Descendant le boulevard sur son skate, slalomant entre les piétons, sur le trottoir, évitant les bagnoles et les bus, sur la chaussée, effectuant quelques figures pour passer de l'un a l'autre, Sam est a la recherche d'une boulangerie.

Il s'est réveillé tôt, tout à l’heure, dans l'appartement. Krishna dormait, nue à ses côtés, elle dort, sans doute, encore. Ca roupillait aussi du côté de Stéphane et Angèle, et il ne vit aucune trace de Svetlana.

Alors, n'aimant pas forcément rester en place, et désireux de jouer les lovers attentionnés, il a décidé de sortir acheter des croissants.

Elle a bien mérité son petit déjeuner au lit, la danoise. Je ne sais pas à quelle heure on s'est endormi, mais il faisait jour depuis longtemps et elle était toujours prête à re-re-remettre ça. Il doit falloir avoir le sang chaud pour survivre dans le froid nordique...

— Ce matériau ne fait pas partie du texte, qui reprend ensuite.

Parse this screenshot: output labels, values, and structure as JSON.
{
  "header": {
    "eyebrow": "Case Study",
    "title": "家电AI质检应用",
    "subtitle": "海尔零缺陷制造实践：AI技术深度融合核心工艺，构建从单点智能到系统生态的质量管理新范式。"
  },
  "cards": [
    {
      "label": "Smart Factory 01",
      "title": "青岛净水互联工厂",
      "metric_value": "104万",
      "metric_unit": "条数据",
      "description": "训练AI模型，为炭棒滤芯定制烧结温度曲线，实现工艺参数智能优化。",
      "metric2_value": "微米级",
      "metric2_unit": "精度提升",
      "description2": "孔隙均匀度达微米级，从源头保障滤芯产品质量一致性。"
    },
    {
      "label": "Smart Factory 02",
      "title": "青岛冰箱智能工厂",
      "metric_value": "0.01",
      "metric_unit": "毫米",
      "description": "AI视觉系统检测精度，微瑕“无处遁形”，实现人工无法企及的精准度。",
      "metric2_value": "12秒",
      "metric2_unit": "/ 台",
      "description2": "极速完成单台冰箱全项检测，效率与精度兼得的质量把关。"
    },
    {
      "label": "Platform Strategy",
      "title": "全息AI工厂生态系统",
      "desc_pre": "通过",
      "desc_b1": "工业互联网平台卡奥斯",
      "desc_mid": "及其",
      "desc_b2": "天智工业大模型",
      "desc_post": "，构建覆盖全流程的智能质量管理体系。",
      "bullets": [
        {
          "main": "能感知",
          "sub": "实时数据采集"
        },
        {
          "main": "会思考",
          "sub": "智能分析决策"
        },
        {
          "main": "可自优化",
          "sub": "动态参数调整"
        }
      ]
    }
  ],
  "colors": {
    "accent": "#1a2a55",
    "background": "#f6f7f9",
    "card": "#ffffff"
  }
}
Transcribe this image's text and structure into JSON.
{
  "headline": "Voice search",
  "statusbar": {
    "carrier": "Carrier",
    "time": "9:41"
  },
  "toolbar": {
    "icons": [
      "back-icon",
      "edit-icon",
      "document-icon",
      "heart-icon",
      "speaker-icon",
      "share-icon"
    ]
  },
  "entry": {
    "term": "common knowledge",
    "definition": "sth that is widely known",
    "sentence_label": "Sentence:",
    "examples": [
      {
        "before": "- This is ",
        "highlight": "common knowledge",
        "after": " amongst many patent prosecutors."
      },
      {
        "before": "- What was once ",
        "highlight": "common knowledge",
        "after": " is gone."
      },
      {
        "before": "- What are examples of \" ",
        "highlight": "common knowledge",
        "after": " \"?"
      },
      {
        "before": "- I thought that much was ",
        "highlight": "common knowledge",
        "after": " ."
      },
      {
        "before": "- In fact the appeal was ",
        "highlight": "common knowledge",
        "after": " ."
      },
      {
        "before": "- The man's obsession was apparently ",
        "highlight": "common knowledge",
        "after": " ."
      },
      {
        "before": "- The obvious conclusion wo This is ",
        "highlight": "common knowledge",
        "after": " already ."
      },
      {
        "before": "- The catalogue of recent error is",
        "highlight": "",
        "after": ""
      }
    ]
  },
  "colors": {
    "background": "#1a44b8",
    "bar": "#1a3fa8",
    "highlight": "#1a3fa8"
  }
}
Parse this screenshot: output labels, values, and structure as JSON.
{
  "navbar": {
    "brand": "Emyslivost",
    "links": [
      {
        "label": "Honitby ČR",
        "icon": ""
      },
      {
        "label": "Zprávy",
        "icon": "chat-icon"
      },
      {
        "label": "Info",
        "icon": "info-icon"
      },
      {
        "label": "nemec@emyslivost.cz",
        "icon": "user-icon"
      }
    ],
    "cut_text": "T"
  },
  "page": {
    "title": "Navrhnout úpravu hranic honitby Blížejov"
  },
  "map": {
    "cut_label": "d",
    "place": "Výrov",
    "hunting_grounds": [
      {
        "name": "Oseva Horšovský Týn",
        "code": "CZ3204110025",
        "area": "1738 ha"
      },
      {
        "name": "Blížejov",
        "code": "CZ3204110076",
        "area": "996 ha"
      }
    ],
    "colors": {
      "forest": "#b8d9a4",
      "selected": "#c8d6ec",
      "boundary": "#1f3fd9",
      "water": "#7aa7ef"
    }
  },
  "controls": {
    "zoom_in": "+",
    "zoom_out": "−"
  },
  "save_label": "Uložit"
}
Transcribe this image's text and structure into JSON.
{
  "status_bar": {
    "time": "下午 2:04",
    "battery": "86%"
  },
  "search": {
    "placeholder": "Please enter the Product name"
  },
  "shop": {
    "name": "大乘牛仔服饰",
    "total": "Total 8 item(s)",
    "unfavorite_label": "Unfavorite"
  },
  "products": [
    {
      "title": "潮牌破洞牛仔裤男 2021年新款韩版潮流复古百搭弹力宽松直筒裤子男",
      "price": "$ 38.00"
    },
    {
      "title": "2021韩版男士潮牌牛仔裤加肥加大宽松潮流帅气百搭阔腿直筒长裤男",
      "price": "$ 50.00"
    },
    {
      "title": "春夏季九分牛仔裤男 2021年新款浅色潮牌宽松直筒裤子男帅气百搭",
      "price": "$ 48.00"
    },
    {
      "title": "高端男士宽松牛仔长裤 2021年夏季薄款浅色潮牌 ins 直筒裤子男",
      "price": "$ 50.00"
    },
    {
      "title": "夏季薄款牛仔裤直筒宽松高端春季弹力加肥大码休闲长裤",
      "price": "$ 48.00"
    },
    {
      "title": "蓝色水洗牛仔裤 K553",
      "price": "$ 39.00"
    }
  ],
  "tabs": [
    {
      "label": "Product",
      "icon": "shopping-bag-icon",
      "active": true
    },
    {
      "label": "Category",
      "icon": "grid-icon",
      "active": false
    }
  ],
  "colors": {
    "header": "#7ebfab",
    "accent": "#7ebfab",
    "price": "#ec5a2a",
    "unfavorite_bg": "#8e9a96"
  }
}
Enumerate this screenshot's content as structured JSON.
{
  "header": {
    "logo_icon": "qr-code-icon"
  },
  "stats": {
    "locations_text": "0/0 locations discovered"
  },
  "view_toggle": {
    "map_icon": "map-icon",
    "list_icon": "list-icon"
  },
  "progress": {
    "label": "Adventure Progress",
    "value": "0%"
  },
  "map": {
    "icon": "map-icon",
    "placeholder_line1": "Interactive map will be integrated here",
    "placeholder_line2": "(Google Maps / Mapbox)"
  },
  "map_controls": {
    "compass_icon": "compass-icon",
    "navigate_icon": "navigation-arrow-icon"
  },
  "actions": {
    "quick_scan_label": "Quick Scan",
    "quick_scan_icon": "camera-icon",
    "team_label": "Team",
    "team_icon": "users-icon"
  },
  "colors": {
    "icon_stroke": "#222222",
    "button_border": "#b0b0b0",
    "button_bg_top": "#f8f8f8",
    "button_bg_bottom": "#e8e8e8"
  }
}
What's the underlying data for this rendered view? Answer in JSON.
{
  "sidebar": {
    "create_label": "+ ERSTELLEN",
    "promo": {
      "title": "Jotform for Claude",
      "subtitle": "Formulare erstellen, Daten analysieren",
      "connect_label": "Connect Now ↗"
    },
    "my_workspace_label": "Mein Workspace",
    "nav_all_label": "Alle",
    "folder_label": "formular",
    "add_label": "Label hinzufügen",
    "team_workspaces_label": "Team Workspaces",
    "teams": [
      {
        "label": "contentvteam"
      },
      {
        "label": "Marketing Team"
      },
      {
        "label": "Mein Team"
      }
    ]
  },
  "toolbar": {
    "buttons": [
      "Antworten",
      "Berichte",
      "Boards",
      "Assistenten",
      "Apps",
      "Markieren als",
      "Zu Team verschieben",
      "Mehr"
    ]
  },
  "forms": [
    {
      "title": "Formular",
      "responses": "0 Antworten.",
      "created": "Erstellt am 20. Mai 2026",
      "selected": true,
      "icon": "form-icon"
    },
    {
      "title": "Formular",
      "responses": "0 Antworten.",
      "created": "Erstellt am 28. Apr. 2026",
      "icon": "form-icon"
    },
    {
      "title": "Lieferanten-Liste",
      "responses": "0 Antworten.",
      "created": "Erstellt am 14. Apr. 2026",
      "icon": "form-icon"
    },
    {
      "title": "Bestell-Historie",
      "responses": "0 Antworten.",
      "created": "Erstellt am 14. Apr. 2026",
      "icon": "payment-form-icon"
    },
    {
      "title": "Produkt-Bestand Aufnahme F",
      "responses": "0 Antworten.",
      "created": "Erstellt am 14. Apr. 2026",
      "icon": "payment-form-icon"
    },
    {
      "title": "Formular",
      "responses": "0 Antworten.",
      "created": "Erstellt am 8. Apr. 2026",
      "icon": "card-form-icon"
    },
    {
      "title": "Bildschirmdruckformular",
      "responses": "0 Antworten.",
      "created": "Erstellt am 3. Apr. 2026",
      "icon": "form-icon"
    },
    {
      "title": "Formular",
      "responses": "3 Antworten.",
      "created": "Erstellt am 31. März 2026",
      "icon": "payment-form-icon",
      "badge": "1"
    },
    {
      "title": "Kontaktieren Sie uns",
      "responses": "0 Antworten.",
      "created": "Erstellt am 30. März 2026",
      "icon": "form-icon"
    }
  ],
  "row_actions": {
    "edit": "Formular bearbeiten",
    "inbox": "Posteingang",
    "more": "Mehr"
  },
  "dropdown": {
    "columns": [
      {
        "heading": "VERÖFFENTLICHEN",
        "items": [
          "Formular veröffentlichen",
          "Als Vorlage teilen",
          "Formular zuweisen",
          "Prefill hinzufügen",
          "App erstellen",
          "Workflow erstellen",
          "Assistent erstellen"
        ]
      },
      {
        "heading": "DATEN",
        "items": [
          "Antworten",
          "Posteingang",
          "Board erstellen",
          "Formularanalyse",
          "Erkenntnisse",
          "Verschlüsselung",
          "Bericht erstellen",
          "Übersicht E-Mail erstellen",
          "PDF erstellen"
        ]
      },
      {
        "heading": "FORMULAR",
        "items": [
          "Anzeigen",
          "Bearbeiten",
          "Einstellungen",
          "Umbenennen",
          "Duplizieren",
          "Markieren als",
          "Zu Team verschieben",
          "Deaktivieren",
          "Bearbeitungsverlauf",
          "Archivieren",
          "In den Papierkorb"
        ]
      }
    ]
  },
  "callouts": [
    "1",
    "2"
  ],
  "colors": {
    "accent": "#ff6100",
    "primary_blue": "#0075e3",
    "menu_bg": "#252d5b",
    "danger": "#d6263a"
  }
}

Rentrant un hollie, Samuel, remarque l'enseigne lumineuse d'une boulangerie. Skate, sous le bras, il y entre accompagné du son du carillon qui fait se retourner les 3 mamies, déjà a l'intérieur, suspendant ainsi leur discussion passionnée sur la mauvaise réputation du quartier et ses potins... La jeune qui fait office de caissière a l'air aussi peu passionnée que lui par ces commérages, mais il faut bien qu'elle vive, alors elle acquiesce, puis, au bout d'un moment, lassée, elle interpelle le skateur:

"Et pour le jeune homme, ça sera?

-Mais, Mademoiselle, s'insurge une des vieilles a qui l'abus de colorations capillaires donne une teinte violacée a sa coiffure, nous étions la, avant...

- C’est incroyable, renchérit une de ses acolytes, habillée toute fausse fourrure, nous passer devant!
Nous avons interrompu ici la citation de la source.